There are a lot of folks fishing bass tournaments these days at all different levels. I started back in the 80s and though I don't fish as many or the big tournaments much these days my approach stays pretty much the same. When I first started fishing them I would fish for big bass all day long using big bass baits. Let me tell you it didn't take too many tournaments of only catching one or two fish for me to change that tactic. When you show up to weigh-in with two 5 pounders and get beat by folks with five fish limits of all 2-3 pounders something has got to change if you are going to win.
So what did I do to change my approach? I started fishing for a limit first then looking for big bass. I would find spots on the lake that were holding schoolie bass and hit them fast and hard with crankbaits for my limit. Then I'd switch to my jigs and worms and move to the locations I'd found some bigger bass. The first tournament I used this tactic I won my first tournament. I caught my five fish limit in about 30 minutes and then spent the rest of the day looking for bigger bass. I was lucky to catch a 4 and a 7 pounder and ended up with a little over 17lbs and Big Bass. No that isn't a great weigh-in by today's standards but in the 80s that would win a lot of tournament and put you in the money in almost all the others.

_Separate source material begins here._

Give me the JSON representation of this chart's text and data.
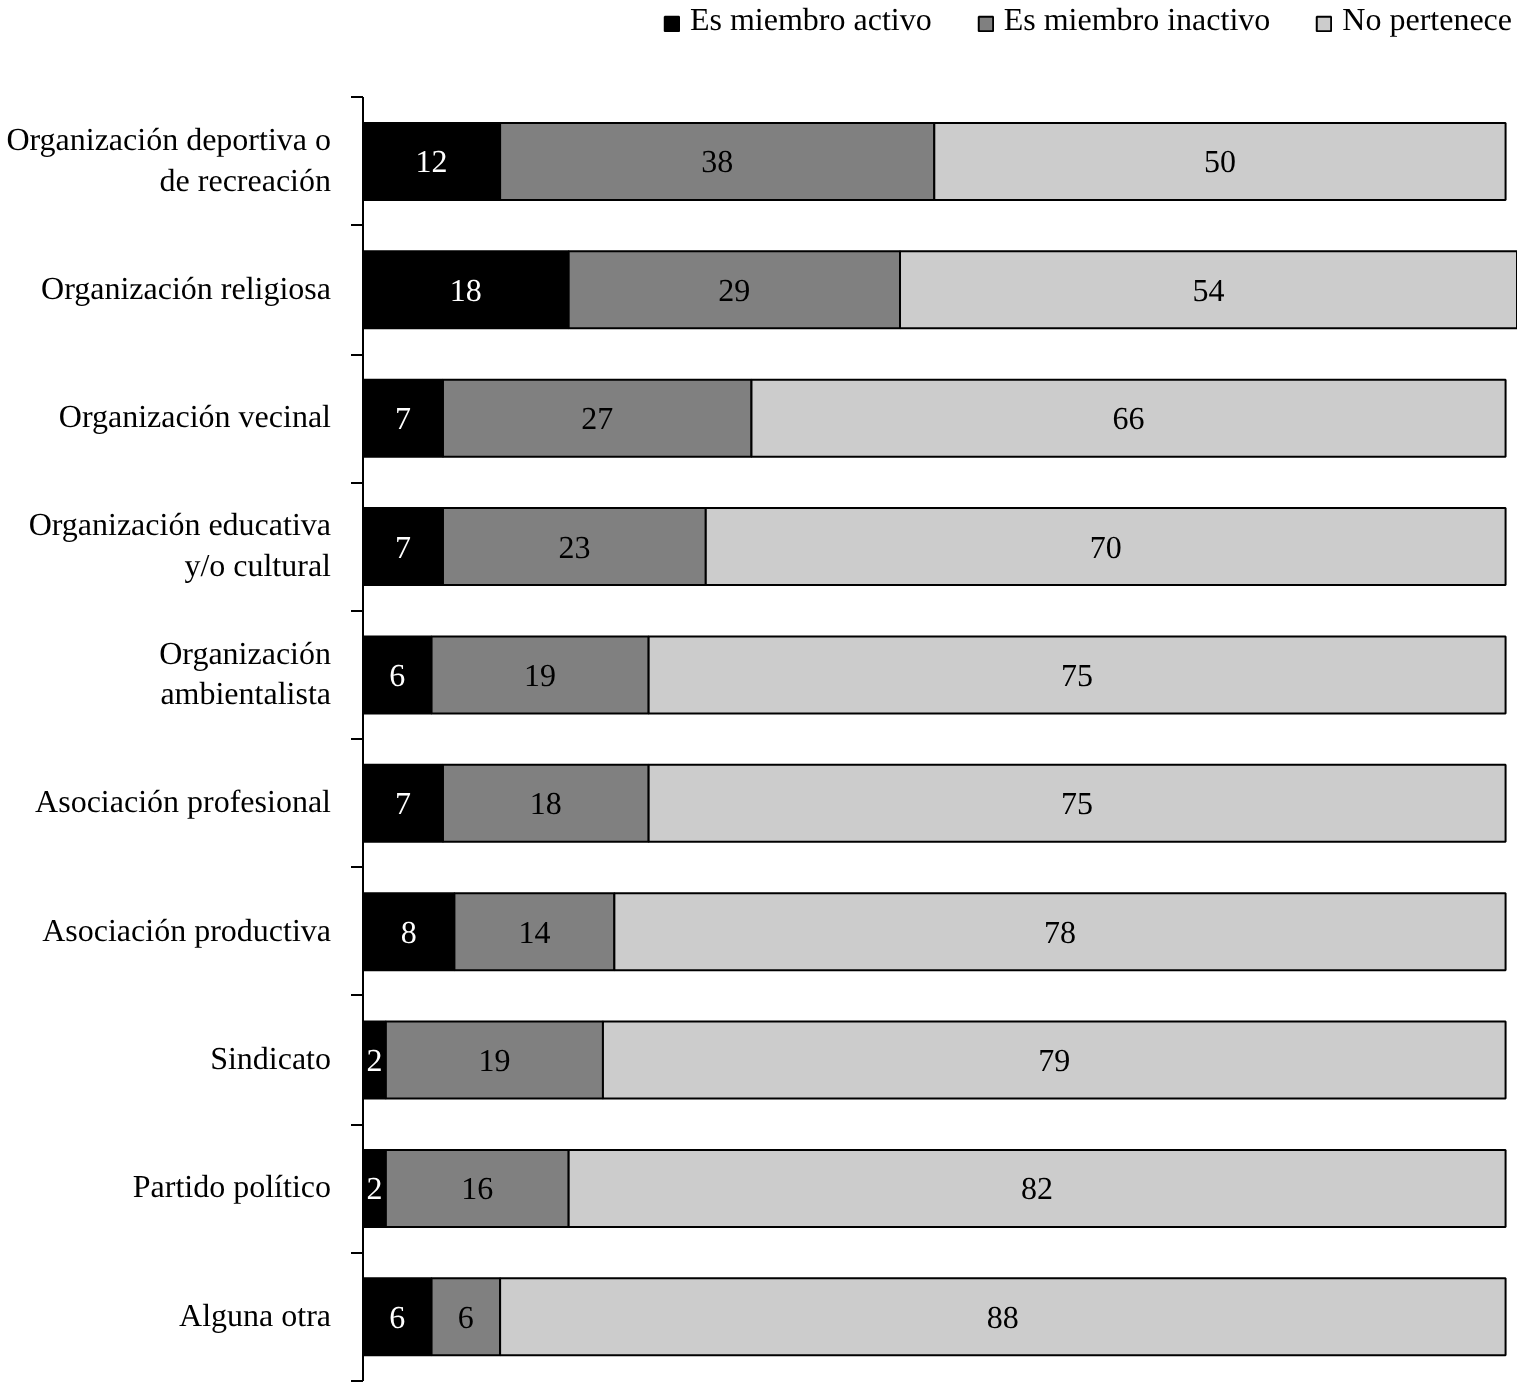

Does this approach always work out the way it is planned, well no. Heck it is fishing and things go bad even on the best day on the water. I've had days when I'd have to catch 50 schoolie bass to get my 5 keepers and it would take hours. Then there are the days when you can't get the bigger bass to bite so you don't have a good anchor for your stringer. So I'm not telling you this is the way to go out and fish your next tournament. All I'm doing is giving you something to think about before your next tournament. The way I see it five 1 pound bass are better than showing up at weigh-in with an empty bag.